The MaxCompute connector allows users to query data in MaxCompute databases.

Requirements#

To use the MaxCompute connector, you need:

Configuration#

Create a catalog properties file in etc/catalog named example.properties to access the configured MaxCompute database in the example catalog (replace example with your database name or some other descriptive name of the catalog). Configure the usage of the connector by specifying the name maxcompute and replace the connection properties as appropriate for your setup.

connector.name=maxcompute
maxcompute.project.name=max_compute
maxcompute.access.id=access id
maxcompute.access.key=access key
maxcompute.endpoint=http://service.cn-example.maxcompute.aliyun.com/api

General configuration properties#

The following table describes catalog configuration properties for the connector:

Property name

Description

maxcompute.project.name

Name of the MaxCompute project. Required.

maxcompute.access.id

Unique identifier used to access MaxCompute resources securely. Required.

maxcompute.access.key

Access key used to authenticate access to MaxCompute. Required.

maxcompute.endpoint

Endpoint used to communicate with MaxCompute. Required.

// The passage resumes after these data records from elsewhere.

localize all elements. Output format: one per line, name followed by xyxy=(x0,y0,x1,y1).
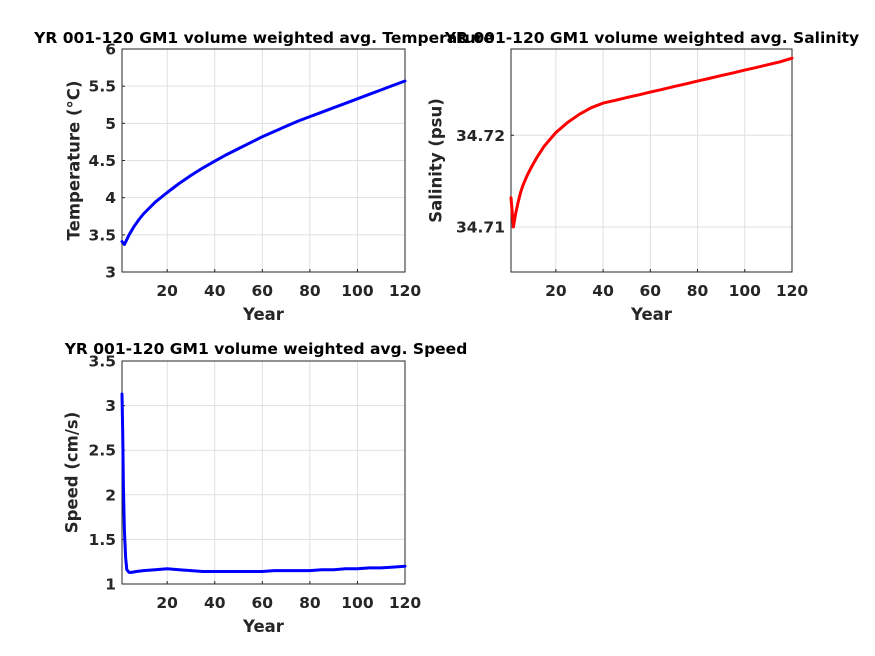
y-tick-label: 1.5 xyxy=(89,531,116,549)
y-tick-label: 3 xyxy=(105,397,116,415)
chart-title: YR 001-120 GM1 volume weighted avg. Sali… xyxy=(444,29,859,47)
chart-title: YR 001-120 GM1 volume weighted avg. Temp… xyxy=(33,29,494,47)
y-tick-label: 3 xyxy=(105,264,116,282)
y-tick-label: 34.72 xyxy=(456,127,505,145)
y-tick-label: 34.71 xyxy=(456,219,505,237)
y-tick-label: 3.5 xyxy=(89,353,116,371)
x-axis-label: Year xyxy=(242,617,285,636)
x-tick-label: 100 xyxy=(341,282,374,300)
chart-temperature: 20 40 60 80 100 120 3 3.5 4 4.5 5 5.5 6 Year Temperatu… xyxy=(33,29,494,324)
y-tick-label: 2.5 xyxy=(89,442,116,460)
y-axis-label: Salinity (psu) xyxy=(427,98,446,223)
y-tick-label: 5 xyxy=(105,115,116,133)
series-line-speed xyxy=(120,392,407,574)
axes-box xyxy=(510,48,793,273)
x-tick-label: 40 xyxy=(204,282,226,300)
x-axis-label: Year xyxy=(630,305,673,324)
y-tick-label: 2 xyxy=(105,486,116,504)
plot-area xyxy=(510,48,793,273)
y-tick-label: 3.5 xyxy=(89,226,116,244)
series-line-temperature xyxy=(120,79,407,246)
y-tick-label: 5.5 xyxy=(89,78,116,96)
x-tick-label: 80 xyxy=(299,282,321,300)
plot-area xyxy=(121,360,406,585)
x-tick-label: 20 xyxy=(156,282,178,300)
x-tick-label: 40 xyxy=(204,594,226,612)
x-axis-label: Year xyxy=(242,305,285,324)
y-tick-label: 4 xyxy=(105,189,116,207)
x-tick-label: 40 xyxy=(592,282,614,300)
x-tick-label: 80 xyxy=(687,282,709,300)
series-line-salinity xyxy=(509,56,794,229)
y-tick-label: 1 xyxy=(105,576,116,594)
y-tick-label: 4.5 xyxy=(89,152,116,170)
x-tick-label: 20 xyxy=(545,282,567,300)
chart-speed: 20 40 60 80 100 120 1 1.5 2 2.5 3 3.5 Year Speed (cm/… xyxy=(63,340,468,636)
x-tick-label: 60 xyxy=(252,282,274,300)
x-tick-label: 120 xyxy=(389,282,422,300)
x-tick-label: 60 xyxy=(252,594,274,612)
x-tick-label: 100 xyxy=(729,282,762,300)
chart-title: YR 001-120 GM1 volume weighted avg. Spee… xyxy=(64,340,468,358)
chart-salinity: 20 40 60 80 100 120 34.71 34.72 Year Salinity (ps… xyxy=(427,29,860,324)
y-tick-label: 6 xyxy=(105,41,116,59)
y-axis-label: Temperature (°C) xyxy=(65,81,84,241)
x-tick-label: 120 xyxy=(389,594,422,612)
x-tick-label: 120 xyxy=(776,282,809,300)
x-tick-label: 80 xyxy=(299,594,321,612)
x-tick-label: 100 xyxy=(341,594,374,612)
y-axis-label: Speed (cm/s) xyxy=(63,412,82,534)
x-tick-label: 60 xyxy=(640,282,662,300)
x-tick-label: 20 xyxy=(156,594,178,612)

maxcompute.tunnel.endpoint

Endpoint where the tunneling protocol should connect, used to improve performance.

maxcompute.additional-projects

Comma separated list of additional MaxCompute projects to be exposed as SEP schemas.

maxcompute.input.split.size

Maximum size for each split of the input data.

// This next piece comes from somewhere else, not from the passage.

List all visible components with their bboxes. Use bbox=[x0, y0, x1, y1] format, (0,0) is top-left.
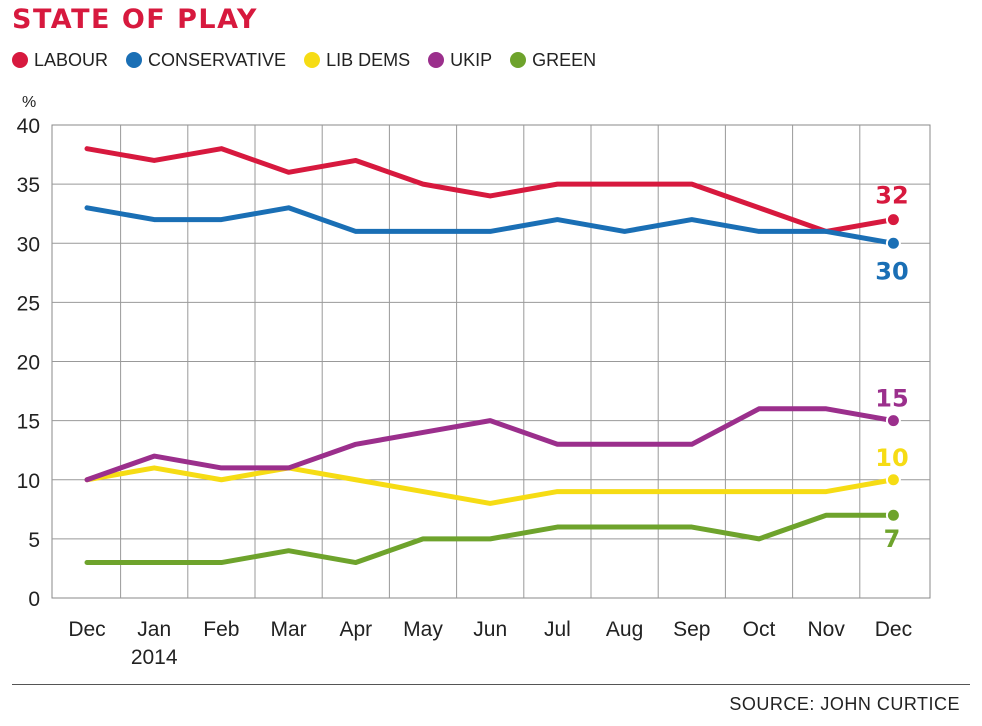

Optionally, configure maxcompute.tunnel.endpoint to improve performance:

maxcompute.tunnel.endpoint=http://dt.cn-example.maxcompute.aliyun.com

Type mapping#

Because Trino and MaxCompute each support types that the other does not, this connector modifies some types when reading data. Data types may not map the same way between SEP and the data source. Refer to the following section for type mapping.

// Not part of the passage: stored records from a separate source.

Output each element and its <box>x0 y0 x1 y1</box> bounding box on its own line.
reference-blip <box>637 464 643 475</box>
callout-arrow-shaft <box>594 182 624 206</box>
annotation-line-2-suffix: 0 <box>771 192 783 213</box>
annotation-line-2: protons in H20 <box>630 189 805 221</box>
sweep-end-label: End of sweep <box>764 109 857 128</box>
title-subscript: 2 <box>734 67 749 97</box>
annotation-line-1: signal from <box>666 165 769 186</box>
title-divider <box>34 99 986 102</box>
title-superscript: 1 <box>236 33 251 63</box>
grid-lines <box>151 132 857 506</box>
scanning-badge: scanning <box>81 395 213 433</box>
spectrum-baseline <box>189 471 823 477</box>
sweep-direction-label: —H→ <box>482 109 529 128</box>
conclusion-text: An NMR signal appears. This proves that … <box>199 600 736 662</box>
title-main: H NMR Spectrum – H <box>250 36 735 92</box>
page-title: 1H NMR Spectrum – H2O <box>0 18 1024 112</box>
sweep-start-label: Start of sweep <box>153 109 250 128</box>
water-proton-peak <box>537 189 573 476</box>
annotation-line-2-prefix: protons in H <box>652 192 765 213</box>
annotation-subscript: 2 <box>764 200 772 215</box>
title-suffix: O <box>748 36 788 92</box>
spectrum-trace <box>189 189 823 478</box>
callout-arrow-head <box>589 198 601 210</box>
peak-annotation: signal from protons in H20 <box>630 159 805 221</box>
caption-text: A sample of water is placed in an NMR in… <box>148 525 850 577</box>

MaxCompute to Trino type mapping#

The connector maps MaxCompute types to the corresponding Trino types following this table:

MaxCompute to Trino type mapping#

MaxCompute type

Trino type

Notes

BOOLEAN

BOOLEAN

TINYINT

TINYINT

SMALLINT

SMALLINT

INT

INT

BIGINT

BIGINT

BINARY

VARBINARY

FLOAT

REAL

DOUBLE

DOUBLE

DECIMAL

DECIMAL

VARCHAR

VARCHAR

CHAR

CHAR

Special characters in CHAR columns cannot be read.

STRING

VARCHAR

DATE

DATE

DATETIME

TIMESTAMP(3)

TIMESTAMP

TIMESTAMP

No other types are supported.

SQL support#

The connector provides globally available and read operation statements to access data and metadata in MaxCompute:

View management#

The connector supports read-only views to data and metadata exposed by the connector accessing a data source.

Note

When you query a view, the underlying SELECT statement that defines that view is executed in MaxCompute, then the result set is returned. Because some computation is completed by MaxCompute, this may incur costs in MaxCompute.

Materialized views#

The connector supports Materialized view management. In the underlying system, each materialized view consists of a query statement and a MaxCompute virtual table. When you query a view, the query statement converts into the SQL statement that is used to define the view.

External tables#

The connector lets you view external tables and access unstructured data stored externally.

Managed tables#

Managed tables are fully managed by MaxCompute, including the physical storage of the tables. For these tables, SEP uses the tunnel API to retrieve data in MaxCompute. This lets SEP determine the data size, split it by records and partitions, and use parallelization with multiple InputSplits.

Performance#

The connector includes a number of performance improvements, detailed in the following sections.

Pushdown#

The connector supports partition and projection pushdown.

Projection pushdown#

The connector supports Projection pushdown for VIEWS, MATERIALIZED VIEWS, and external tables.